Blog Post

PostgreSQL Data Types You’re Probably Using Wrong

PostgreSQL gives you a huge toolbox of data types, which is great — until you accidentally pick the wrong one and end up fighting performance issues, storage problems, or subtle bugs that show up months later. In this article, we’ll go over the four data type pairs developers misuse the most, and I’ll show you the simple rules that will keep your schemas clean and your data correct.

1. text vs varchar — Stop Pretending They’re Different

In PostgreSQL, text and varchar (without a length) are the same thing. They perform the same, store the same, and behave the same internally. The only time varchar matters is when you specify a length, like varchar(2) or varchar(50). But most people add lengths for no real reason.

When people misuse it:

  • Using varchar(255) because that's what MySQL tutorials did in 2010.
  • Adding arbitrary length limits that don’t reflect real business rules.
  • Assuming varchar is faster or more optimized than text.

The truth is simple: use text unless you have a real reason to enforce a max length. If the business actually needs a limit (state codes, short identifiers, etc.), then varchar(n) makes sense. Otherwise, text keeps everything simpler.


CREATE TABLE customer (
  email TEXT NOT NULL,
  state_code VARCHAR(2)  -- this is a real constraint
);

2. json vs jsonb — You Probably Want jsonb

PostgreSQL supports both json and jsonb, and this confuses a lot of people. json stores the raw text exactly as you send it. jsonb parses and stores it in a binary structure that’s faster to query and index.

Use jsonb when:

  • You want to query inside JSON fields.
  • You want to index JSON paths.
  • You want duplicates removed and keys normalized.

Use json when:

  • You need to preserve whitespace, formatting, or key order.
  • You store JSON but never query it.

For 95% of use cases, jsonb is the correct default. It’s the workhorse type and integrates beautifully with PostgreSQL indexing.


CREATE TABLE event_log (
  event_id BIGSERIAL PRIMARY KEY,
  payload JSONB NOT NULL
);

-- Example: index a field inside JSON
CREATE INDEX idx_event_payload_user_id
  ON event_log ((payload->>'user_id'));

3. numeric vs float — Don’t Let Rounding Bugs Ruin Your Day

If you’re storing anything related to money, pricing, totals, percentages, or precision, do not use a floating-point type. Float types introduce tiny rounding errors that eventually lead to incorrect invoices, mismatched reports, or subtle bugs that waste hours of debugging.

Use numeric when:

  • You need exact precision (money, totals, interest calculations, taxes).

Use float when:

  • You’re doing scientific computing or processing sensor data.
  • Precision doesn’t matter but performance and range do.

CREATE TABLE invoice (
  invoice_id SERIAL PRIMARY KEY,
  total NUMERIC(12,2) NOT NULL
);

If you want to scare yourself, try adding 0.1 + 0.2 using float. That alone will make you appreciate numeric.

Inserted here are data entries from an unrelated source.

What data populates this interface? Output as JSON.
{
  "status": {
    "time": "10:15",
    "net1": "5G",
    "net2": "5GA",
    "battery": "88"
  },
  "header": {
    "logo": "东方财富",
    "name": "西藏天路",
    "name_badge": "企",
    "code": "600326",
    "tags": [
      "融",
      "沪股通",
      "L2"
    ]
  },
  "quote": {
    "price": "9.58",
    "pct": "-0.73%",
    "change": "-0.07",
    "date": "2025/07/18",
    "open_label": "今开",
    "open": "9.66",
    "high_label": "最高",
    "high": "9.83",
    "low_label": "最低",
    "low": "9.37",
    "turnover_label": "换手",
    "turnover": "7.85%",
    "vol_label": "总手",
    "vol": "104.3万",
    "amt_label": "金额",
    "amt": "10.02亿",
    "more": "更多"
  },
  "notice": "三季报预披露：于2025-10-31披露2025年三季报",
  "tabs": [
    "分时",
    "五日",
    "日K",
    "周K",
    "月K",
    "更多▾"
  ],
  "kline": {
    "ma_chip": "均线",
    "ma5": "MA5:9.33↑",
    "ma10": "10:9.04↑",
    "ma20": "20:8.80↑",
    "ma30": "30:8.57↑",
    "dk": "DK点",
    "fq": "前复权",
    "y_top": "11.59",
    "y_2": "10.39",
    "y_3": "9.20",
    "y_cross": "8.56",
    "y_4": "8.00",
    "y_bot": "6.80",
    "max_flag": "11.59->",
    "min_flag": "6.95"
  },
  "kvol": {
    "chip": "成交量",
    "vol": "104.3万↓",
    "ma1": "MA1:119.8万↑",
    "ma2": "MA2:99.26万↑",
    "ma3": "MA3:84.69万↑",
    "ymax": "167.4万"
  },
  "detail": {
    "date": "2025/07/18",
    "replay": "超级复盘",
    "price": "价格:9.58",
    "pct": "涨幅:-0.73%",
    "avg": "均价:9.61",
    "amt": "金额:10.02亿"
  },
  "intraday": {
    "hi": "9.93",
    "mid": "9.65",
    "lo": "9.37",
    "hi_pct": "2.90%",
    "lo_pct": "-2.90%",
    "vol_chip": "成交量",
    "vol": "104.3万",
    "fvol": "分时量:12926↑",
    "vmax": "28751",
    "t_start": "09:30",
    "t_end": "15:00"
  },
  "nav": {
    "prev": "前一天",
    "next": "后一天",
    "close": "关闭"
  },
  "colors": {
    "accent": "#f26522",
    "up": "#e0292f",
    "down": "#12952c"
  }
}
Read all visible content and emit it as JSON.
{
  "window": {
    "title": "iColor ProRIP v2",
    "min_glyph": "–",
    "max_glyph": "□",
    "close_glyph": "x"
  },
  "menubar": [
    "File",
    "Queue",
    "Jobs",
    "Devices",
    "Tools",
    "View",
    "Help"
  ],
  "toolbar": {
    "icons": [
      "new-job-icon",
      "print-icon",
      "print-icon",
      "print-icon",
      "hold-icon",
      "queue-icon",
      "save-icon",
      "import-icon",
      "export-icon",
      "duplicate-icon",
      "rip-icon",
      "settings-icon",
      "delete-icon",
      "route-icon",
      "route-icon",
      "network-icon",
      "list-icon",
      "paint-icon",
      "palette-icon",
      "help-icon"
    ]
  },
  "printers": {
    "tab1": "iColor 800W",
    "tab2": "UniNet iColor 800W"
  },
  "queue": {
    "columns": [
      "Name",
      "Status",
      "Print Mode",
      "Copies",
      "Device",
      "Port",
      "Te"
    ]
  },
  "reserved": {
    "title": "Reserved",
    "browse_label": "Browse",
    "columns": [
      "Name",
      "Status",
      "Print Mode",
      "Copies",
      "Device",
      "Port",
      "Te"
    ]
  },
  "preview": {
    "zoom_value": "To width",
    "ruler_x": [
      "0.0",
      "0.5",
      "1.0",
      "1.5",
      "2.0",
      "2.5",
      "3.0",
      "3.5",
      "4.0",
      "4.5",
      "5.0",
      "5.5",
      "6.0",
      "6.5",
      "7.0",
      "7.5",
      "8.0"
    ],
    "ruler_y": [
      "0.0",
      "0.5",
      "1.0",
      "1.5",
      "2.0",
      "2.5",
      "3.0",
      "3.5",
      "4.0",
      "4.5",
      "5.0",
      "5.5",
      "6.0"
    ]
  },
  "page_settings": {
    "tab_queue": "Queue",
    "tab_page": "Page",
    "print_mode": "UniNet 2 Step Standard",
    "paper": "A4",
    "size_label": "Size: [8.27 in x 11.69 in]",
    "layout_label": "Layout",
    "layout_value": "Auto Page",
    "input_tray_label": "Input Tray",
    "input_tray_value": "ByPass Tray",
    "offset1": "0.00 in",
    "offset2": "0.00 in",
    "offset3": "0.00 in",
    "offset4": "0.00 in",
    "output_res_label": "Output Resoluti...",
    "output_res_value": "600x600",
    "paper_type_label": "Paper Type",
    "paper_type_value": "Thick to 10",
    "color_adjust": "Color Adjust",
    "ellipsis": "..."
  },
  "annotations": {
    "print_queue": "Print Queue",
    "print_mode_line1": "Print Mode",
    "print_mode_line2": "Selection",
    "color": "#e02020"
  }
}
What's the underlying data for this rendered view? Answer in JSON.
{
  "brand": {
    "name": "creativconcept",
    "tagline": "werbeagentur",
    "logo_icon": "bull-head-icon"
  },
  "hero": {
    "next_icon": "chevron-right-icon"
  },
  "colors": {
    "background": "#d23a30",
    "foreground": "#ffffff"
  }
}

4. timestamp vs timestamptz — The Most Misunderstood Types

This is the one almost everyone gets wrong. A timestamp without time zone is just a wall-clock time — there's no timezone awareness at all. A timestamptz, despite its name, doesn’t store a timezone; it stores the exact moment in time (UTC) and converts it when you read it.

Use timestamptz for almost everything:

  • user activity
  • audit logs
  • events
  • created_at / updated_at timestamps

Use timestamp only when:

  • You’re storing something like business hours that don’t map to a specific timezone.
  • You truly don’t care about timezone behavior.

The rule is simple: If a human will interpret the time, use timestamptz.


CREATE TABLE login_event (
  user_id INTEGER NOT NULL,
  logged_in_at TIMESTAMPTZ NOT NULL DEFAULT now()
);

Conclusion

Choosing the right data type is one of the easiest ways to keep your schemas simple, predictable, and easy to work with. PostgreSQL gives you powerful options, but that also means it’s easy to accidentally pick a type that will bite you later. Stick to these guidelines and you’ll avoid the most common pitfalls developers make when designing schemas!